Tuesday, 29 May 2018


I had intended to begin by describing the topic today as an individual who had chutzpah:- the classic definition of which is that given by Leo Rosten: "that quality enshrined in a man who, having killed his mother and father, throws himself on the mercy of the court because he is an orphan."  But in the case of Maxine de Brunner of whom I last posted last Thursday May 24th that definition just doesn`t do justice to the unashamed arrogance of this woman.  When she was an Assistant Commissioner at the Met that arrogance should have been extirpated if those at the very top of that organisation had any wider concerns of their public role apart from polishing the turds within their fiefdom.  Still I suppose old habits die hard. 
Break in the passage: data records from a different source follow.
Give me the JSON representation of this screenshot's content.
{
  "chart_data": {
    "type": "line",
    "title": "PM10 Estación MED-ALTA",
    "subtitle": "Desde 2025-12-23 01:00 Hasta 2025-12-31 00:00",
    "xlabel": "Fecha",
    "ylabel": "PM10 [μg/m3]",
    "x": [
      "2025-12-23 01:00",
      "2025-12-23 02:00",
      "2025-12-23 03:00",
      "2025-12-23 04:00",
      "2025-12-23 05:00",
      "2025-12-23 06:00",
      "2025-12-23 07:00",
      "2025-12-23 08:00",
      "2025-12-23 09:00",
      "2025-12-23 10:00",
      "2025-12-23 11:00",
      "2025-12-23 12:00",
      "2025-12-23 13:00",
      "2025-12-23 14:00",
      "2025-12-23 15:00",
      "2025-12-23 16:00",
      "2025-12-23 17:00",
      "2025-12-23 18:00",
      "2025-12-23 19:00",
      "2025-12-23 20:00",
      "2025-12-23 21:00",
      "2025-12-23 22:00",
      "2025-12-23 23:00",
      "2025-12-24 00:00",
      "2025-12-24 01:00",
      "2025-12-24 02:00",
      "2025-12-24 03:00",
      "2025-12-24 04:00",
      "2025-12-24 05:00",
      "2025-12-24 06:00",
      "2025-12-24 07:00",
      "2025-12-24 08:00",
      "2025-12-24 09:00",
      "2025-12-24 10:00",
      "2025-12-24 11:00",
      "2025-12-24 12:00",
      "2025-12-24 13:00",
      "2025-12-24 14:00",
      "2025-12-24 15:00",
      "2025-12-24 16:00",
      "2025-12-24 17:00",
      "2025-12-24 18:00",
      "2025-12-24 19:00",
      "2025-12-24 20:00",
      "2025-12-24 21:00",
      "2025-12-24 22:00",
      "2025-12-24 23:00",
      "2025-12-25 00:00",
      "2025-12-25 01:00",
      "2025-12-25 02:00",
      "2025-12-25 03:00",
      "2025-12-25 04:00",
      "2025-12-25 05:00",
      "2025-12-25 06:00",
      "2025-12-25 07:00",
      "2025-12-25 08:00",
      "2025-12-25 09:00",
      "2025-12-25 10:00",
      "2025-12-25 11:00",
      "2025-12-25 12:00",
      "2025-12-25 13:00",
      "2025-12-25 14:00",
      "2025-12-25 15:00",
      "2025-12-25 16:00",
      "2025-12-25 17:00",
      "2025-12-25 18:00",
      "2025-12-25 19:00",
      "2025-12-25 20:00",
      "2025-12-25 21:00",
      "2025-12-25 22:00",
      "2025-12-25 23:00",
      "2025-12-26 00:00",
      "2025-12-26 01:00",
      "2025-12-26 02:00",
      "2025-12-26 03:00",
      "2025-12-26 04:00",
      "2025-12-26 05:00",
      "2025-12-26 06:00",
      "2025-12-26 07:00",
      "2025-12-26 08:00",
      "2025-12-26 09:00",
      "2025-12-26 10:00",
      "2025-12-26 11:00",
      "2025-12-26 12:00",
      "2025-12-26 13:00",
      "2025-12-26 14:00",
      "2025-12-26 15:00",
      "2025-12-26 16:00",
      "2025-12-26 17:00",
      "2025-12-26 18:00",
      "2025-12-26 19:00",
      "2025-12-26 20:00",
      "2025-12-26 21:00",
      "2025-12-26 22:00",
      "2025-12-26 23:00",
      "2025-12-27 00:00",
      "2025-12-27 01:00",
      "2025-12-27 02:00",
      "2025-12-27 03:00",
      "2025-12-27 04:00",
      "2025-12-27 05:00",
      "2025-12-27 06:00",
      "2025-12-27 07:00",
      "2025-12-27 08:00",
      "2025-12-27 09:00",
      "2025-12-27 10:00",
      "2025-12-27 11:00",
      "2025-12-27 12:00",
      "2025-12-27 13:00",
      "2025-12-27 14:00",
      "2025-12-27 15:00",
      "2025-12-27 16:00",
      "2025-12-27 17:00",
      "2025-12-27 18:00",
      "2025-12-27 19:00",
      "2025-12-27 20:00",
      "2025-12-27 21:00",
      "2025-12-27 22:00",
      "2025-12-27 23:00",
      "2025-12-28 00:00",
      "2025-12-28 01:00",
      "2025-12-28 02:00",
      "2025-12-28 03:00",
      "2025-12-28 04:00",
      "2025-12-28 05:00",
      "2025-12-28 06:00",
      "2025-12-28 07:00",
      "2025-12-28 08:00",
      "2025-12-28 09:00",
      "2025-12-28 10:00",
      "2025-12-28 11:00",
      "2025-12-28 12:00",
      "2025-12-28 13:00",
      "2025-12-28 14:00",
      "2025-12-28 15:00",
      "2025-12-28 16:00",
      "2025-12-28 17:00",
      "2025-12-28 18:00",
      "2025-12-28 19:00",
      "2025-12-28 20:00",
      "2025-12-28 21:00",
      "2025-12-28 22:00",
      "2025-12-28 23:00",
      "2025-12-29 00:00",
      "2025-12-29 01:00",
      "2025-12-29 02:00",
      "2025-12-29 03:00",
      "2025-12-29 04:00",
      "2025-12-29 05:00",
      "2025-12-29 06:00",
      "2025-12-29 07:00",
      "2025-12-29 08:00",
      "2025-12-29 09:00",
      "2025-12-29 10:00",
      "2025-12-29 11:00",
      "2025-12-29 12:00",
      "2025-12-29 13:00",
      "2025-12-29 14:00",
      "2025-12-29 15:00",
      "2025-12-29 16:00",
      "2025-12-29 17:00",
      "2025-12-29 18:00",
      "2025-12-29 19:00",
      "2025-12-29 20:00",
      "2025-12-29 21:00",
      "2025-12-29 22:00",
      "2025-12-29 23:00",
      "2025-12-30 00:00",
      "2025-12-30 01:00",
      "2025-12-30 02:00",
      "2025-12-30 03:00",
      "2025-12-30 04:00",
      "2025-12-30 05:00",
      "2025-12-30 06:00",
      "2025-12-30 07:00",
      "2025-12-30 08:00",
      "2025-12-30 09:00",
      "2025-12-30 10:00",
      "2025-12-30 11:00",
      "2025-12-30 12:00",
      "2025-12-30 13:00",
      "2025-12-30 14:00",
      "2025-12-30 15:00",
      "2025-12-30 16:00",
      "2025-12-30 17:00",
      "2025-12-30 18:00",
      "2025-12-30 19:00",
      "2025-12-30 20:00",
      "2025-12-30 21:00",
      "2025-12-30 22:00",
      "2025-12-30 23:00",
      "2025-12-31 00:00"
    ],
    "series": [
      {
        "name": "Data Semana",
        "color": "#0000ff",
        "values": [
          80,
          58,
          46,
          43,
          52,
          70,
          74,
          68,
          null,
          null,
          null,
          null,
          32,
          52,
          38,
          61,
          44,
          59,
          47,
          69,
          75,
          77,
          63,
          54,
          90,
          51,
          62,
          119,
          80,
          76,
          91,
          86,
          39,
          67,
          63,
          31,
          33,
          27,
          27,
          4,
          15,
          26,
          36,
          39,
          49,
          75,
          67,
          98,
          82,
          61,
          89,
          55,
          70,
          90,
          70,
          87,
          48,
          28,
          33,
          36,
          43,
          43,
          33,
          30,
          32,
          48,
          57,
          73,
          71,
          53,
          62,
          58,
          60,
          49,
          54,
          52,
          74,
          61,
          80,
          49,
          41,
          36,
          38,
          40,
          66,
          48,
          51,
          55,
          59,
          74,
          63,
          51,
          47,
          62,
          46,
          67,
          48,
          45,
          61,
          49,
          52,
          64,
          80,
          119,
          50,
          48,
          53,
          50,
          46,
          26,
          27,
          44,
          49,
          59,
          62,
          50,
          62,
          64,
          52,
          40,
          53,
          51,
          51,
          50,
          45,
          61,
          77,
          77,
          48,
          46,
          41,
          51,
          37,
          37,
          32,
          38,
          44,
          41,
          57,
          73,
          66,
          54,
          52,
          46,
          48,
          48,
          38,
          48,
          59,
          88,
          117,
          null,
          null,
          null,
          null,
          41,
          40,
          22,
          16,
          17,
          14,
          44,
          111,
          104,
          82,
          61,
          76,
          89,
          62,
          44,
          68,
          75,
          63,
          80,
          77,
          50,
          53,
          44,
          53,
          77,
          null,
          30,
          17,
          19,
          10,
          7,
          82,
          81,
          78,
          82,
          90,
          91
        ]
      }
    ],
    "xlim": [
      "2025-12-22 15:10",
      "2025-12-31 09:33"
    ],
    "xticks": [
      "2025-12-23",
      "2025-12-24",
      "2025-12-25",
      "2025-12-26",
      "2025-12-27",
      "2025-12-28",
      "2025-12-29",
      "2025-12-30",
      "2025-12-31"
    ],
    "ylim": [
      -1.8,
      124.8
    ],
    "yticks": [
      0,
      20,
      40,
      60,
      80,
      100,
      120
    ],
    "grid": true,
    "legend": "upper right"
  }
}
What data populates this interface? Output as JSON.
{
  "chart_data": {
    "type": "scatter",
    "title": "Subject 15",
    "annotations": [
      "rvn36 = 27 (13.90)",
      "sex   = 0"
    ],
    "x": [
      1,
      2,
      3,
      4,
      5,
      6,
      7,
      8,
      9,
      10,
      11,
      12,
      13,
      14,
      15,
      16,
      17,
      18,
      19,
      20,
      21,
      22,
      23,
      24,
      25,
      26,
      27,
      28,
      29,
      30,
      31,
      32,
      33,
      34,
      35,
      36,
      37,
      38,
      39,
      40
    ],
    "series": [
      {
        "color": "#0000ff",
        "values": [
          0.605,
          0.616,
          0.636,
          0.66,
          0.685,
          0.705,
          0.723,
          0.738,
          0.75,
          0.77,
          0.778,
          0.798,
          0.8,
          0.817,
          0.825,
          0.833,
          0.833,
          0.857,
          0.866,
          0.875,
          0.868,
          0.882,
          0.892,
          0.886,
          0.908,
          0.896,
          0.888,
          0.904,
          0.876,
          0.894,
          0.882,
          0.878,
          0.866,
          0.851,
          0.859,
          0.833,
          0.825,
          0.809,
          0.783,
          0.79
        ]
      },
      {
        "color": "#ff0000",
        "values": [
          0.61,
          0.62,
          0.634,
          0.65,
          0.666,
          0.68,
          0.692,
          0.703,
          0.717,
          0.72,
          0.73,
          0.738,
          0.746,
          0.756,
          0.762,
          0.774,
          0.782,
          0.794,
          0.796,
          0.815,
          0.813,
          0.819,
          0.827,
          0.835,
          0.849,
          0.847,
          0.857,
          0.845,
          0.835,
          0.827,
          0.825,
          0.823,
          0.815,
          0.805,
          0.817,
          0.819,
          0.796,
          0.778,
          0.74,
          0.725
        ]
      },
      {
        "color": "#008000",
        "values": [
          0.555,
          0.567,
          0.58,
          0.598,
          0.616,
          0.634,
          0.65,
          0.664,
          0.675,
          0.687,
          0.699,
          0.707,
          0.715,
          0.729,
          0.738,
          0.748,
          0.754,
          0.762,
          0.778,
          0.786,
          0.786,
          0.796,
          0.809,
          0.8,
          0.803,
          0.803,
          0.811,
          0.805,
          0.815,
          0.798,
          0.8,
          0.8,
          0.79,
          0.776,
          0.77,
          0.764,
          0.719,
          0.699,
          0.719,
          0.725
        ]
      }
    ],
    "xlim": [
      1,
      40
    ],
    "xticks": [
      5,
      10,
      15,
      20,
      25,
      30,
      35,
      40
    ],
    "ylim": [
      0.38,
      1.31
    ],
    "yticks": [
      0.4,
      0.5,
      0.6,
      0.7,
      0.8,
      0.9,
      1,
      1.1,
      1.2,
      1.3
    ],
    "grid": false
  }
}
It seems that the aforesaid disgraced police chief who has cost her previous employer over a million pounds in trying to defend the indefensible seeks to persuade business organisations that her opinions and advice are worth paying for in the form of presentations filtered through her speech giving agent Speakers Associates.  On the basis that the old adage; a fool and his money are soon parted, applies to business I can only assume that any company that employs this person deserves to go down the pan sooner rather than later. 

Thursday, 24 May 2018


Recently BBC TV has been showing short docudramas from forty years ago; "Law and Order" in which the corruption of the Metropolitan Police, often hinted at but rarely investigated, is depicted in all its rotten reality. That rottenness has never been entirely eliminated owing perhaps to political awareness of what problems and embarrassment the revelations would cause or the fact that the corrosive constituents are still in place; greed, pride and ego. 

The history of an ex senior Met officer Assistant Commissioner Maxine de Brunner is a history of all that is wrong with the Met. I first commented upon her activities  on 10th June 2016  and then a month later and finally on 19th August 2016.  This sad sordid story is now concluded. Chief Inspector  Adrian Denby a decorated and respected officer has been awarded £870K as a result of de Brunner`s sex discriminating actions against him. That it has taken two years to achieve the wronged officer`s vindication is a disgrace.  That the Met is considering an appeal compounds its folly. What is equally disturbing is that the Home Office refuses to divulge under the Freedom of Information Act the numbers of senior police officers convicted of misconduct; such refusal being only an indication of how serious misconduct by senior officers is on the increase and that the confidence of we the public would take a massive hit if the truth were known.